By Anna Boisseau
Northwestern University’s Dance Marathon traditionally raises money for a health-related charity, but this year it went down a slightly different path. On March 4th-6th, students will dance for 30 hours straight to support nonprofit Blessings in a Backpack’s fight against food insecurity.
“It felt like it was time for a change,” said Arielle Miller, one of the co-executives of Dance Marathon (NUDM). After surveying what the students wanted, Miller said the executive board wanted to select an organization dedicated to an issue of inequality.
Blessings in a Backpack, which was People’s Magazine’s charity of the year in 2012, is the parent organization for the 943 sites in the United States that distribute weekend food to children in need. A teacher in Louisville founded the nonprofit in 2005 when she noticed how many children in her classrooms were going home hungry over the weekend.
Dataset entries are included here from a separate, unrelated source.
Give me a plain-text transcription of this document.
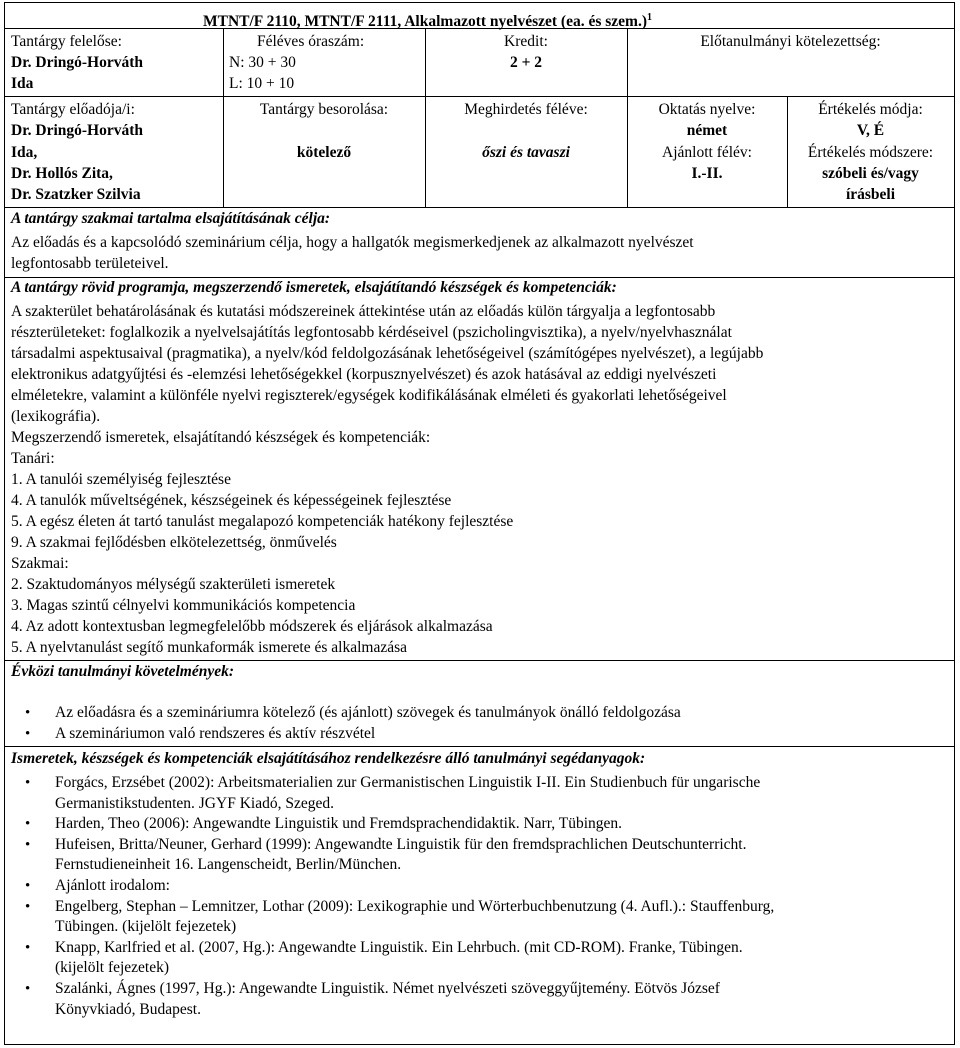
MTNT/F 2110, MTNT/F 2111, Alkalmazott nyelvészet (ea. és szem.)$^1$
Tantárgy felelőse:
Dr. Dringó-Horváth
Ida
Féléves óraszám:
N: 30 + 30
L: 10 + 10
Kredit:
2 + 2
Előtanulmányi kötelezettség:
Tantárgy előadója/i:
Dr. Dringó-Horváth
Ida,
Dr. Hollós Zita,
Dr. Szatzker Szilvia
Tantárgy besorolása:
kötelező
Meghirdetés féléve:
őszi és tavaszi
Oktatás nyelve:
német
Ajánlott félév:
I.-II.
Értékelés módja:
V, É
Értékelés módszere:
szóbeli és/vagy
írásbeli
A tantárgy szakmai tartalma elsajátításának célja:
Az előadás és a kapcsolódó szeminárium célja, hogy a hallgatók megismerkedjenek az alkalmazott nyelvészet
legfontosabb területeivel.
A tantárgy rövid programja, megszerzendő ismeretek, elsajátítandó készségek és kompetenciák:
A szakterület behatárolásának és kutatási módszereinek áttekintése után az előadás külön tárgyalja a legfontosabb
részterületeket: foglalkozik a nyelvelsajátítás legfontosabb kérdéseivel (pszicholingvisztika), a nyelv/nyelvhasználat
társadalmi aspektusaival (pragmatika), a nyelv/kód feldolgozásának lehetőségeivel (számítógépes nyelvészet), a legújabb
elektronikus adatgyűjtési és -elemzési lehetőségekkel (korpusznyelvészet) és azok hatásával az eddigi nyelvészeti
elméletekre, valamint a különféle nyelvi regiszterek/egységek kodifikálásának elméleti és gyakorlati lehetőségeivel
(lexikográfia).
Megszerzendő ismeretek, elsajátítandó készségek és kompetenciák:
Tanári:
1. A tanulói személyiség fejlesztése
4. A tanulók műveltségének, készségeinek és képességeinek fejlesztése
5. A egész életen át tartó tanulást megalapozó kompetenciák hatékony fejlesztése
9. A szakmai fejlődésben elkötelezettség, önművelés
Szakmai:
2. Szaktudományos mélységű szakterületi ismeretek
3. Magas szintű célnyelvi kommunikációs kompetencia
4. Az adott kontextusban legmegfelelőbb módszerek és eljárások alkalmazása
5. A nyelvtanulást segítő munkaformák ismerete és alkalmazása
Évközi tanulmányi követelmények:
• Az előadásra és a szemináriumra kötelező (és ajánlott) szövegek és tanulmányok önálló feldolgozása
• A szemináriumon való rendszeres és aktív részvétel
Ismeretek, készségek és kompetenciák elsajátításához rendelkezésre álló tanulmányi segédanyagok:
• Forgács, Erzsébet (2002): Arbeitsmaterialien zur Germanistischen Linguistik I-II. Ein Studienbuch für ungarische
Germanistikstudenten. JGYF Kiadó, Szeged.
• Harden, Theo (2006): Angewandte Linguistik und Fremdsprachendidaktik. Narr, Tübingen.
• Hufeisen, Britta/Neuner, Gerhard (1999): Angewandte Linguistik für den fremdsprachlichen Deutschunterricht.
Fernstudieneinheit 16. Langenscheidt, Berlin/München.
• Ajánlott irodalom:
• Engelberg, Stephan – Lemnitzer, Lothar (2009): Lexikographie und Wörterbuchbenutzung (4. Aufl.).: Stauffenburg,
Tübingen. (kijelölt fejezetek)
• Knapp, Karlfried et al. (2007, Hg.): Angewandte Linguistik. Ein Lehrbuch. (mit CD-ROM). Franke, Tübingen.
(kijelölt fejezetek)
• Szalánki, Ágnes (1997, Hg.): Angewandte Linguistik. Német nyelvészeti szöveggyűjtemény. Eötvös József
Könyvkiadó, Budapest.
According to Feeding America, 19 percent of American households with children were food insecure in 2014. The same organization found that in Illinois, 661,950 children, or more than one in five, were unsure of where or when they will receive their next meal.
“We found that the cause was not only compelling, but sadly relatable,” Miller said. She added that even if they have not personally struggled with food insecurity, students understood what it is to be hungry.
“When we as executive co-chairs go through the process, we don’t want to choose something that just executive board thinks is cool, but that something that a lot of people are going to be excited about and relate to,” said Kevin Harris, the other co-chair of NUDM.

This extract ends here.